Bug 47121 - UEFI boot panics on a new Samsung Series 9 laptop throwing a machine check exception
Summary: UEFI boot panics on a new Samsung Series 9 laptop throwing a machine check ex...
Status: RESOLVED CODE_FIX
Alias: None
Product: Platform Specific/Hardware
Classification: Unclassified
Component: x86-64 (show other bugs)
Hardware: All Linux
: P1 normal
Assignee: platform_x86_64@kernel-bugs.osdl.org
URL:
Keywords:
: 49161 (view as bug list)
Depends on:
Blocks:
 
Reported: 2012-09-06 13:14 UTC by Alessandro Crismani
Modified: 2021-10-15 17:59 UTC (History)
18 users (show)

See Also:
Kernel Version: 3.5.3 and 3.6'rc4
Subsystem:
Regression: No
Bisected commit-id:


Attachments
Picture of the machine check exception error thrown at boot (303.02 KB, image/jpeg)
2012-09-06 13:14 UTC, Alessandro Crismani
Details
Higher quality picture capturing the panic (564.90 KB, image/jpeg)
2012-09-06 17:52 UTC, Alessandro Crismani
Details
dmesg log when booting using the kernel efi stub (3.6-rc4) (55.95 KB, text/x-log)
2012-09-10 19:11 UTC, Alessandro Crismani
Details
Dmesg output when booting using the UEFI enabled grub of Ubuntu 12.04.1 (57.90 KB, text/x-log)
2012-09-12 06:37 UTC, Alessandro Crismani
Details

Description Alessandro Crismani 2012-09-06 13:14:59 UTC
Created attachment 79361 [details]
Picture of the machine check exception error thrown at boot

Hi everybody,

I am trying to boot my new Samsung Series 9 NP900X4C laptop using the kernel EFI stub. The laptop supports UEFI.

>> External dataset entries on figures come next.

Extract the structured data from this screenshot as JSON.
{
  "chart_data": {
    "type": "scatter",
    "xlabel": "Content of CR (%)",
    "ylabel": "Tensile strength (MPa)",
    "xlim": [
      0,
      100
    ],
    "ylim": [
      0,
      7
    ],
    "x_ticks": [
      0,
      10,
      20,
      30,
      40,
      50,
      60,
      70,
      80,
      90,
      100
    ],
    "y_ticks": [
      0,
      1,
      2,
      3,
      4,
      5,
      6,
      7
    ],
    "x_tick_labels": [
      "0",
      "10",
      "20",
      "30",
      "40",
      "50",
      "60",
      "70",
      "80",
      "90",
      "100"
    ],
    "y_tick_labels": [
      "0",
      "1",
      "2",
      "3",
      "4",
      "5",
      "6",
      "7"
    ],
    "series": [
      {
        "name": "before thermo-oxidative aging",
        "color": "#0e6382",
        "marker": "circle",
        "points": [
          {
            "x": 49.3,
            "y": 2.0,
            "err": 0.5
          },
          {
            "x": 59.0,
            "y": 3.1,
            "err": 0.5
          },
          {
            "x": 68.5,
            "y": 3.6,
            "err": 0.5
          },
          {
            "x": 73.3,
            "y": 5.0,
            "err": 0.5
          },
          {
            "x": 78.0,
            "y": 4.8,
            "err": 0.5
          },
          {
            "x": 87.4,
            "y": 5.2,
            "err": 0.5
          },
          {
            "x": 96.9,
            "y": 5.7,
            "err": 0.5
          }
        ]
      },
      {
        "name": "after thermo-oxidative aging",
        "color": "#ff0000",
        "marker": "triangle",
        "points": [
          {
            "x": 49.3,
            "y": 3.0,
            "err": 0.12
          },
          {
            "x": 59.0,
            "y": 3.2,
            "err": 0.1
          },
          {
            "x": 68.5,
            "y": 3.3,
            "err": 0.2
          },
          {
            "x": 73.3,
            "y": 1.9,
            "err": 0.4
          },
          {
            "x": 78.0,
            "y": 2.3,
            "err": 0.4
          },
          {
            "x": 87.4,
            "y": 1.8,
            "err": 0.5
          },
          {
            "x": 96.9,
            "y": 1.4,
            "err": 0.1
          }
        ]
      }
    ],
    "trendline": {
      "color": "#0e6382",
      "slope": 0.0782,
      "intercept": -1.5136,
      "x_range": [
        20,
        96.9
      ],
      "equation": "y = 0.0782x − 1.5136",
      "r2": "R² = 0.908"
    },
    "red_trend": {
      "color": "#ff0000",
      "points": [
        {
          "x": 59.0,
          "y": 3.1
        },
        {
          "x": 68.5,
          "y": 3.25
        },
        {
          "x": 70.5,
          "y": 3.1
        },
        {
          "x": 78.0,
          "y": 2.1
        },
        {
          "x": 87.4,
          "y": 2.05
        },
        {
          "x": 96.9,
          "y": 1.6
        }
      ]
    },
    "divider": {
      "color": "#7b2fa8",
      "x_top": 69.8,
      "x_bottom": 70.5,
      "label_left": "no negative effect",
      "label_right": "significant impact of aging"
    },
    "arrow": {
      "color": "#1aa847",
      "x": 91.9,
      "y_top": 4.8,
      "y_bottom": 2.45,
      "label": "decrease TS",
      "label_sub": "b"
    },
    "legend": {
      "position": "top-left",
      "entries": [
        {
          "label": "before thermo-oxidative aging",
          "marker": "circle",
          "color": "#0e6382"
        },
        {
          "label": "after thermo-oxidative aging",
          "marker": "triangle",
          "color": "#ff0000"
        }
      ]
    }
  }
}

Unfortunately, most of the times, the boot process panics and throws a machine check exception (please find a picture of it enclosed to the report, the picture has horrible quality, I hope to get one with a decent camera later today). Only few times I've seen the boot process succeed.

I do not know whether the bug is in the kernel stub, or in the UEFI firmware of the laptop itself (which appears to be buggy, even though Samsung already pushed two BIOS updates), though I'd love to see if I can be of any help fixing this, given that I rather boot through UEFI than through BIOS + syslinux.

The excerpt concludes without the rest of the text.